Mesh networking comes to Bluetooth
Mesh networking comes to Bluetooth

Mesh networking comes to Bluetooth

The Bluetooth Special Interest Group (SIG) has announced the arrival of new mesh networking capabilities for the wireless connectivity standard, enabling many-to-many device communications. 

Mesh networking capability is now part of Bluetooth. According to the Bluetooth SIG, which oversees the development of Bluetooth standards and licensing to manufacturers, this enables the standard to support many-to-many device communications and will help to create large-scale IoT device networks.

In other words, Bluetooth might now be suitable for environments where tens, hundreds, or thousands of devices need to reliably and securely communicate with one another, such as building automation, for example.

Read more: Smart city of Aarhus uses Bluetooth sensors to improve traffic flows

No single point of failure

As a blog post from the Bluetooth SIG put it late last year: “Mesh changes Bluetooth from your typical point-to-point, star-based network topology to a true mesh networking topology. This will fundamentally open up a ton of great use cases for developers, and that means great innovation happening in the industry.”

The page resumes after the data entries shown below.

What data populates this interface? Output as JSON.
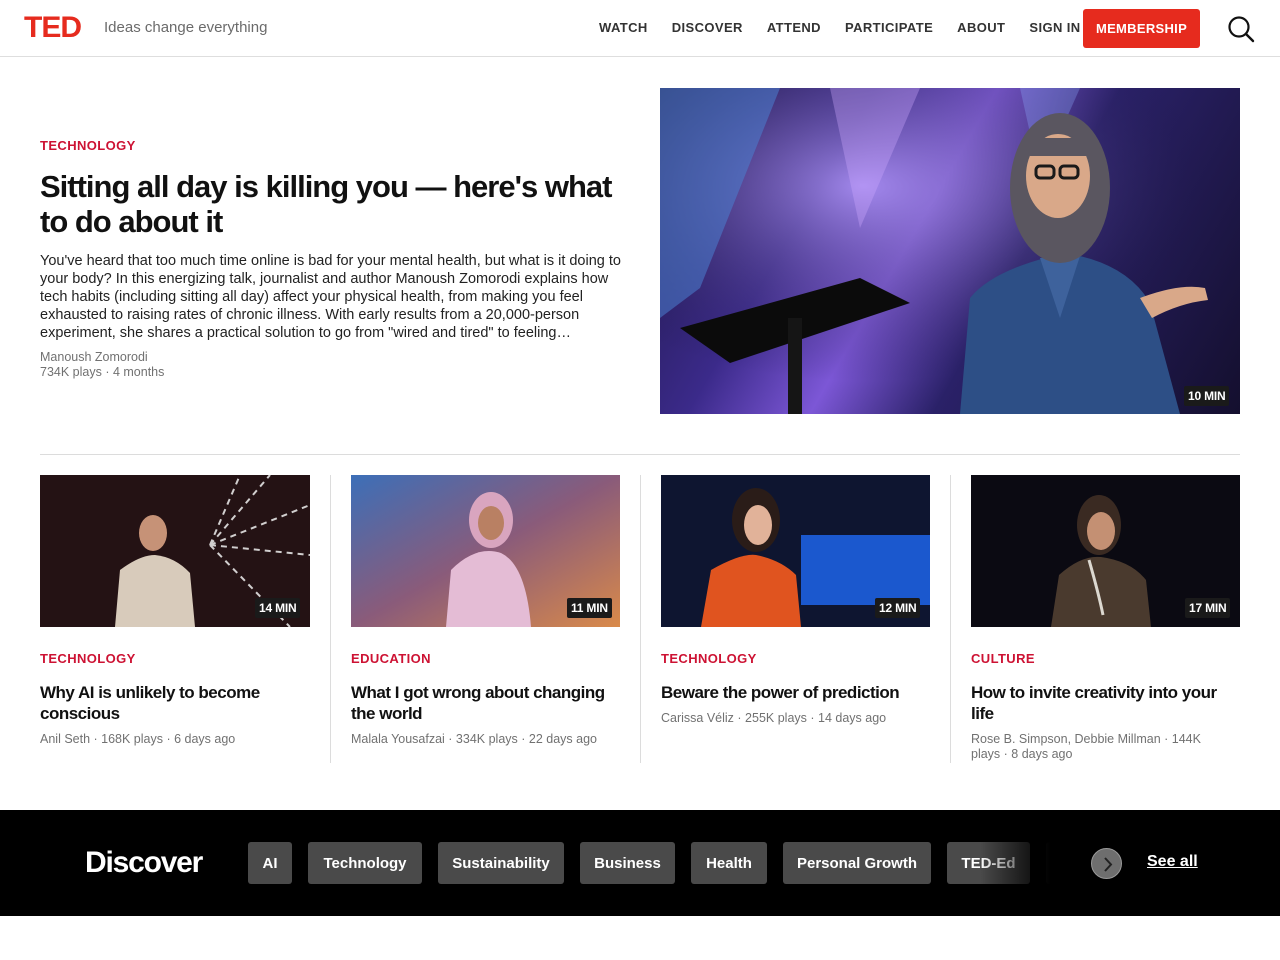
{
  "header": {
    "logo": "TED",
    "tagline": "Ideas change everything",
    "nav": [
      "WATCH",
      "DISCOVER",
      "ATTEND",
      "PARTICIPATE",
      "ABOUT",
      "SIGN IN"
    ],
    "membership": "MEMBERSHIP",
    "brand_color": "#e62b1e"
  },
  "hero": {
    "topic": "TECHNOLOGY",
    "title": "Sitting all day is killing you — here's what to do about it",
    "description": "You've heard that too much time online is bad for your mental health, but what is it doing to your body? In this energizing talk, journalist and author Manoush Zomorodi explains how tech habits (including sitting all day) affect your physical health, from making you feel exhausted to raising rates of chronic illness. With early results from a 20,000-person experiment, she shares a practical solution to go from \"wired and tired\" to feeling…",
    "speaker": "Manoush Zomorodi",
    "stats": "734K plays · 4 months",
    "duration": "10 MIN"
  },
  "cards": [
    {
      "topic": "TECHNOLOGY",
      "title": "Why AI is unlikely to become conscious",
      "meta": "Anil Seth · 168K plays · 6 days ago",
      "duration": "14 MIN"
    },
    {
      "topic": "EDUCATION",
      "title": "What I got wrong about changing the world",
      "meta": "Malala Yousafzai · 334K plays · 22 days ago",
      "duration": "11 MIN"
    },
    {
      "topic": "TECHNOLOGY",
      "title": "Beware the power of prediction",
      "meta": "Carissa Véliz · 255K plays · 14 days ago",
      "duration": "12 MIN"
    },
    {
      "topic": "CULTURE",
      "title": "How to invite creativity into your life",
      "meta": "Rose B. Simpson, Debbie Millman · 144K plays · 8 days ago",
      "duration": "17 MIN"
    }
  ],
  "discover": {
    "title": "Discover",
    "topics": [
      "AI",
      "Technology",
      "Sustainability",
      "Business",
      "Health",
      "Personal Growth",
      "TED-Ed"
    ],
    "see_all": "See all"
  },
  "colors": {
    "topic": "#cd1233",
    "meta": "#717171",
    "pill": "#4a4a4a"
  }
}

The new features claim to support self-healing networks with no single points of failure, with thousands of nodes offering “industrial-level performance”, and providing security for protection against “all known attacks”. That’s a big promise.

Bluetooth uses a ‘flood message relay architecture’, a simple, reliable form of message routing suited for low-bandwidth networks that handle a significant volume of multicast messaging traffic.

The mesh capability will take a full-stack approach that defines the low-level radio up to the high-level application layer, ensuring that all aspects of the technology are fully specified. The Bluetooth SIG added that the mesh networking has undergone comprehensive, multi-vendor interoperability testing. This was conducted during the specification development process, it stressed, rather than after specification release.

Read more: Bluetooth 5 launches with emphasis on IoT

Additional services

“Within the building automation market, there is a growing focus on connected lighting and the role it can play as a platform for providing automation services throughout a facility,” commented Szymon Slupik, president and CTO of smart lighting specialist Silvair and chairman of the mesh working group within the Bluetooth SIG.

“A smart lighting platform built on top of Bluetooth mesh networking can also support asset tracking, points of interest, and wayfinding services. These value-added capabilities are part of why we believe Bluetooth is an ideal technology for enabling a mesh network.”

Mark Powell, executive director for Bluetooth SIG said that by adding support for mesh networking, the Bluetooth member community is “continuing a long history of focused innovation to help new, up-and-coming markets flourish.”

“In the same way the connected device market experienced rapid growth after the introduction of Bluetooth Low Energy, we believe Bluetooth mesh networking can play a vital role in helping early stage markets, such as building automation and wireless sensor networks, experience more rapid growth,” he commented.

The Bluetooth mesh networking specifications, as well as the tools required to qualify Bluetooth products with mesh networking support, will be available on the Bluetooth website.